CoGS, the church’s governing body between General Synods, also supported the 2010 apology made by Bishop Michael Ingham for the sale of Japanese congregation churches in the diocese of New Westminster during World War II and months after Japanese Canadian exiles returned to Vancouver.

In a resolution, CoGS said it recognized that “deep-seated historic racism continues as a source of pain to Japanese-Canadians across Canada” and commended “every effort in the interests of healing and reconciliation.”

Primate Archbishop Fred Hiltz supported the resolution, calling it “a sign to the whole church to acknowledge sins of the past…[one that] expresses a desire to be continually reconciled.”

The resolution was approved after an emotional presentation made by members of the Japanese-Canadian Vancouver Consultation Council (JC-VCC) who had spent more than a decade digging into the truth about what happened to their churches during the war.

In 1942, the Canadian government ordered Japanese Canadians—22,000 of them from British Columbia—to pack a single suitcase, then sent them to internment camps. The push to confine them to shantytowns in the wilderness came from Ian MacKenzie, federal cabinet minister from B.C., and provincial politicians angered by the December 1941 Japanese attack on Pearl Harbor and fearful of an invasion of the Pacific coast. “It is my personal intention, as long as I remain in public life, to see they never come back here,” MacKenzie had pledged. “Let our slogan be for British Columbia: ‘No Japs from the Rockies to the seas.’ ” In 1943, the federal government ordered the sale of all properties seized from Japanese Canadians.

Such virulence extended to the church, the JC-VCC’s investigation showed. And that, said Greg Tatchell in his presentation to CoGS, “has been the hardest part of our project.”

Their research showed that New Westminster held three pre-World War II Anglican church properties in trust for 1,500 Japanese Canadian parishioners in Vancouver, said Tatchell. Two, including Church of the Ascension, were sold in 1945 near the end of World War II; one, Holy Cross Church, was sold after the war, on Aug. 19, 1949, several months after the first Japanese Canadians were allowed to return to Vancouver.

“The sale of the church after the war ended was especially insensitive and wrong,” said Lynne Shozawa, her voice breaking. Shozawa was born to Japanese Anglican parents in an internment camp in B.C.

The diocese had also held the funds of these congregations, but after their exile ended and they were allowed to return to Vancouver, the diocese opted to divert $8,107.64 of these funds into the Bishop’s Endowment Fund, with authorization from the diocesan executive council.

Instead of welcoming back their Japanese Canadian parishioners after the war, the diocesan executive council passed a motion on May 10, 1949, stating that “the need for Japanese Mission work was nil.”

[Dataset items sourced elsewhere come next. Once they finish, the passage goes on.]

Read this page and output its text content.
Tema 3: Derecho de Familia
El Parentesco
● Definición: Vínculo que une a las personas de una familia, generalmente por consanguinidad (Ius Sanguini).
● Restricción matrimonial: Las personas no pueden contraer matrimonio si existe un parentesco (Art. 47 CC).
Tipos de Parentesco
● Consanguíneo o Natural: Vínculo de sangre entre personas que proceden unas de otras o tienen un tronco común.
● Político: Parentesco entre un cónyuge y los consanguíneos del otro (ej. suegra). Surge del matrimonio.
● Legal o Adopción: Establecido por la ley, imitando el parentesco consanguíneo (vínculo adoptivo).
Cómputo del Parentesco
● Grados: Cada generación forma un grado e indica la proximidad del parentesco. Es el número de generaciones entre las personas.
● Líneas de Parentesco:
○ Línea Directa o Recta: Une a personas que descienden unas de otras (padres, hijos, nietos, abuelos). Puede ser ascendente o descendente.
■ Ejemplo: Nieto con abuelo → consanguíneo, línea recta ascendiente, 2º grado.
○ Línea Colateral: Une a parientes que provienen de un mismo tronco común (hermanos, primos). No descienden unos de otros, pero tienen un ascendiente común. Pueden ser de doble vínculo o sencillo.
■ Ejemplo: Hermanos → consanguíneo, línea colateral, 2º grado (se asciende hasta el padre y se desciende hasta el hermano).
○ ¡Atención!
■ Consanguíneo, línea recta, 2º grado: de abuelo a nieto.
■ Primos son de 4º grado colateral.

In 1953, the Rev. Canon Tim Makoto Nakayama—then studying to become a priest— asked then bishop of the diocese of New Westminster, Godfrey Philip Gower, what had happened to the Japanese Canadian churches and was simply told, “They were relinquished.” Nakayama, whose father was the priest at the Church of the Ascension before the war, was “stunned,” said Tatchell.

Tatchell said their research showed that “institutional racism” was aided by the fact that the diocese’s executive council had included one of the “worst purveyors” of racism, Halford D. Wilson, an alderman who made no secret that he despised Japanese Canadians.

The JV-VCC delegation, which also included well-known Japanese Canadian author Joy Kogawa, said they came to CoGS “to seek your support in finding some kind of reconciliation.”

CoGS’s approval of the resolution, submitted by the partners in mission and eco-justice committee, is an assurance that “a justice has been revealed and acknowledged,” said Shozawa. “This marks just the beginning for us. We are heartened by the church’s promise to be with us on the road to healing and reconnection with those we lost.”

She added that while there were church leaders who turned their backs on Japanese Canadian Anglicans during the war, there were others who stood by them. “We remember with love the missionary workers and clergy who followed us to the camps. They were the face of the church,” she said. “We are grateful to these few who were so faithful in their calling that they inspired within us a similar commitment to this day.”

They presented the primate, Archbishop Fred Hiltz, with a bronze Relinquished Memorial Plaque, which includes highlights from their research and Ingham’s apology; the same plaque has been mounted next to the pulpit of Holy Cross Japanese Canadian Anglican Church, and the primate has promised to hang it at the national church office in Toronto.

“This is our story, our small memorial, to remind us to see what we do not see and to care for the least among us, whoever they may be,” said Shozawa in her presentation of the plaque.